Workplace by Facebook
This guide provides the steps required to configure Provisioning for Workplace by Facebook.
- Import new users
- Import profile updates
- Import user schema
- Push new users
- Push profile updates
- Push password updates
- Push user deactivation
- Push group
To enable group push enhancements, contact Okta Support.
To enable Provisioning features, you need to first obtain an Organization ID from Facebook.
After you receive your Organization ID, you can create a new Facebook application, as described below.
- Go to Okta Admin Console > Applications, then click Add Application.
- Search for Workplace by Facebook, then click Add.
- Under General Settings, enter an Application label, your SubDomain, and Organization ID (see Requirements) values, then click Done.
- Go to the Provisioning tab, then click Configure API Integration.
- Check Enable API integration, then click Authenticate with Workplace by Facebook.
- A new window with your Workplace organization opens. You may be required to enter your Facebook administrator credentials to allow Okta to use the API on your behalf. To do this, click Add to Workplace. Note that the Add Okta Identity to groups option should be selected as All groups.
- After a series of redirects, your new application is configured. Click Save and close this window with your Facebook org settings.
- When the Workplace by Facebook was verified successfully message appears, click Save.
- Select To App in the left panel, then select the provisioning features you want to enable, then click Save:
Workplace by Facebook supports User's Schema Discovery, so that you can add extra attributes to a user's profile. To do that in Okta:
- Go to Directory > Profile Editor.
- Select the APPS section in the left pane, then find your app in the list.
- Check the list of the attributes. If you don't find what you need, click Add Attribute to display a list of extended attributes.
- Check the attributes you want to add, then click Save.
- You are now able to import and push User attributes values from or to Facebook.
By default, when creating or updating a Facebook user, Okta populates the user Location with comma-separated address properties (street, city, state, etc.). If this behavior doesn’t fit your needs, you can add a Location field to AppUser through Schema Discovery and map it accordingly, as follows:
- Click Refresh Attribute List.
- Find the Location field in the list of attributes.
- Add it to the AppUser profile.
- Set up mapping for the Location field from Okta to Workplace by Facebook.

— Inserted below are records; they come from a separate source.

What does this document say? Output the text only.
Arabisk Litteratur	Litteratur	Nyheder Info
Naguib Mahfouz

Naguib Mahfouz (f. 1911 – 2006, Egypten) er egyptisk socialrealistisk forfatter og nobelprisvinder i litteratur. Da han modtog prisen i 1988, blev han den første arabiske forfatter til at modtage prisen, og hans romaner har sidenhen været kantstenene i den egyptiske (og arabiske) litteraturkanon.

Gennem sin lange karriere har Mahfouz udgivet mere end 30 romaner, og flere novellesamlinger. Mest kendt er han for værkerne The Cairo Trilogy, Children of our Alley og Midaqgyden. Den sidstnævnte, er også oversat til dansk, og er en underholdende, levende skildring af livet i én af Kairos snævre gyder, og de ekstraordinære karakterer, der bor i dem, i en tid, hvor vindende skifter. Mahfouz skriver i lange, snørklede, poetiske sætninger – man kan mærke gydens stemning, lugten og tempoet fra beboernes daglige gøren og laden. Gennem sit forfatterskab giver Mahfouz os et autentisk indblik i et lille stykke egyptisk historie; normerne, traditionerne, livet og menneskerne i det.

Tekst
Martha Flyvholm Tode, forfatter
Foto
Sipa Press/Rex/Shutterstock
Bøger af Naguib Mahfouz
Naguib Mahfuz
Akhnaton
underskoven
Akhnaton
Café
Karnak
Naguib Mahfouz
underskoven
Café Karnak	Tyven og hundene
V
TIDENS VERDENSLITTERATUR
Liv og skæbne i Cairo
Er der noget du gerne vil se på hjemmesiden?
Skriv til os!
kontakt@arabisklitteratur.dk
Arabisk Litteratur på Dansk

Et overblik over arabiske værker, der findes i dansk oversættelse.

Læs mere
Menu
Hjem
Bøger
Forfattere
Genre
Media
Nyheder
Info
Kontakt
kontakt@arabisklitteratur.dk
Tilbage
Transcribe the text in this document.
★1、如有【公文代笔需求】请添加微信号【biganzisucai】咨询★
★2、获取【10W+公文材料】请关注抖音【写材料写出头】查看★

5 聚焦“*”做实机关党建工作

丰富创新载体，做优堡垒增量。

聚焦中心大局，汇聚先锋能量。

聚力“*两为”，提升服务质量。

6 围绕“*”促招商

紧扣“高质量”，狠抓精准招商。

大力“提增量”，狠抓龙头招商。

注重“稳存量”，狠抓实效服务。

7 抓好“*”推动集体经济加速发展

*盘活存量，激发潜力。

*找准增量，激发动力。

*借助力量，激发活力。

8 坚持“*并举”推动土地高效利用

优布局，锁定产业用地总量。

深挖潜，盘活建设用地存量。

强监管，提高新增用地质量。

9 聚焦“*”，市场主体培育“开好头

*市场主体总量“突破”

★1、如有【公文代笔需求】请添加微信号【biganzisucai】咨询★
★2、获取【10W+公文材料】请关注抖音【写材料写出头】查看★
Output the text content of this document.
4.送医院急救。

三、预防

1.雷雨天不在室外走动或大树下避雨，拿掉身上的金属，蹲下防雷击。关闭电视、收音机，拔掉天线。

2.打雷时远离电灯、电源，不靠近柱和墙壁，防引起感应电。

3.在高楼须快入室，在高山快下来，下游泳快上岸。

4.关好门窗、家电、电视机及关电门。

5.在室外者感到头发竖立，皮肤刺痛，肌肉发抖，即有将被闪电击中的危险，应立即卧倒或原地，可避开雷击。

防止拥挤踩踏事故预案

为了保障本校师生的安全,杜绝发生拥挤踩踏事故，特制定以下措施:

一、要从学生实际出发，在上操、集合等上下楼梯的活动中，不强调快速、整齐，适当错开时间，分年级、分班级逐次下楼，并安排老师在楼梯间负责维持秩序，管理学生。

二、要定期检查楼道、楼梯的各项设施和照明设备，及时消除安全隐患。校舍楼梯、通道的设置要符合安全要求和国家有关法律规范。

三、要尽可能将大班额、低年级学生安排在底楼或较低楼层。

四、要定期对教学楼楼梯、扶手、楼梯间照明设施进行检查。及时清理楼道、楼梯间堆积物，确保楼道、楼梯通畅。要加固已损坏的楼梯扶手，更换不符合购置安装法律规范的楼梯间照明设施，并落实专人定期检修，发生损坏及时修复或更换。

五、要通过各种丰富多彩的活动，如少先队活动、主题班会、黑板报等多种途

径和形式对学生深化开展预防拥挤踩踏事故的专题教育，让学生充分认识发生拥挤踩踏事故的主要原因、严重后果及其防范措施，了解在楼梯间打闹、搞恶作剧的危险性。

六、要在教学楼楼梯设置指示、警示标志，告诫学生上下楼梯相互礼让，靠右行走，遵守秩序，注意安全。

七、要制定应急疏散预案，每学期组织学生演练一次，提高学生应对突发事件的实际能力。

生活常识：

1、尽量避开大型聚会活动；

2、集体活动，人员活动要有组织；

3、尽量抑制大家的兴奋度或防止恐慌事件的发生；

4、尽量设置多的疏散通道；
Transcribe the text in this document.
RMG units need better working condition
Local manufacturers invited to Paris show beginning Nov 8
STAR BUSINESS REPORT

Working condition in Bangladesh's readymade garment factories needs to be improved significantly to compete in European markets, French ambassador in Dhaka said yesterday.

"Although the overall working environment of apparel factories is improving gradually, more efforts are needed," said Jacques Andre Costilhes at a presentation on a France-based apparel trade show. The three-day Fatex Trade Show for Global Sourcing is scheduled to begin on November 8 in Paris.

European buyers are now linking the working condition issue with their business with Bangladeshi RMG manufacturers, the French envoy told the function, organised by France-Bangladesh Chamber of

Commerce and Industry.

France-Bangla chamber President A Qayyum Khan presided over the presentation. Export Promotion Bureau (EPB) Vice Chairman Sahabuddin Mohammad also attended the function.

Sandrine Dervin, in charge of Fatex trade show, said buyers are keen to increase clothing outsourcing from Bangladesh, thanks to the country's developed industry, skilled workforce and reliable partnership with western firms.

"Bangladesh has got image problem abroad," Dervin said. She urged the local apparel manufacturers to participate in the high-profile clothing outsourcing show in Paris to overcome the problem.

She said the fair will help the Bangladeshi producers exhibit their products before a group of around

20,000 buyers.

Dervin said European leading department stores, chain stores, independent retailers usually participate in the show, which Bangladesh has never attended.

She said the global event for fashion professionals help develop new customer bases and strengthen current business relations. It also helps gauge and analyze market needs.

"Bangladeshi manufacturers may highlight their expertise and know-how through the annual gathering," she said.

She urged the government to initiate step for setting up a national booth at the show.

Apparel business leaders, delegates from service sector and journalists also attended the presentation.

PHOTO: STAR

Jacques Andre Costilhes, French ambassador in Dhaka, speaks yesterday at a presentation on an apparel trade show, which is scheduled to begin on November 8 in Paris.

For example: user.city > location
The Workplace Facebook connector can pull the manager/employee relationship from a single AD domain. However, if you use provisioning with Okta into Facebook and pull user data from multiple AD domains, Okta can’t provision users due to the inability to pull these relationships across multiple domains.
Set the manager attribute
Configure mapping for the manager attribute according to the table below (See Okta Expression Language for more details):
|Scenario||Manager attribute mapping|
|Don’t push the manager to Facebook at Work||empty|
|Push the manager only for users from Okta||user.manager|
|Push the manager for users imported from AD||getManagerAppUser("active_directory", "facebook_at_work").userName|
|Push the manager for user from Okta and from AD||hasDirectoryUser() ? getManagerAppUser("active_directory", "facebook_at_work").userName : user.manager|
Migration Push Manager to Okta expression language for existing app instances
- Go to Early Access features and enable Enable Okta Expression Language for manager attribute mapping for Facebook at Work. This feature is only available for existing app instances.
- Configure mapping for the manager attribute according to the table below (See Okta Expression Language for more details):
|Scenario||Manager attribute mapping|
|Don’t push manager to Facebook at Work||empty|
|Push manager only for users from Okta||user.manager|
|Push manager for users imported from AD||getManagerAppUser("active_directory", "facebook_at_work").userName|
|Push manager for user from Okta and from AD||hasDirectoryUser() ? getManagerAppUser("active_directory", "facebook_at_work").userName : user.manager|
Adding a confirmed member leads to push group error
Error: The user is not a member of the parent group.
- Go to Admin panel > People in your Workplace by Facebook account.
- Check the Account Status for users in group. No users should be in a Deactivated state.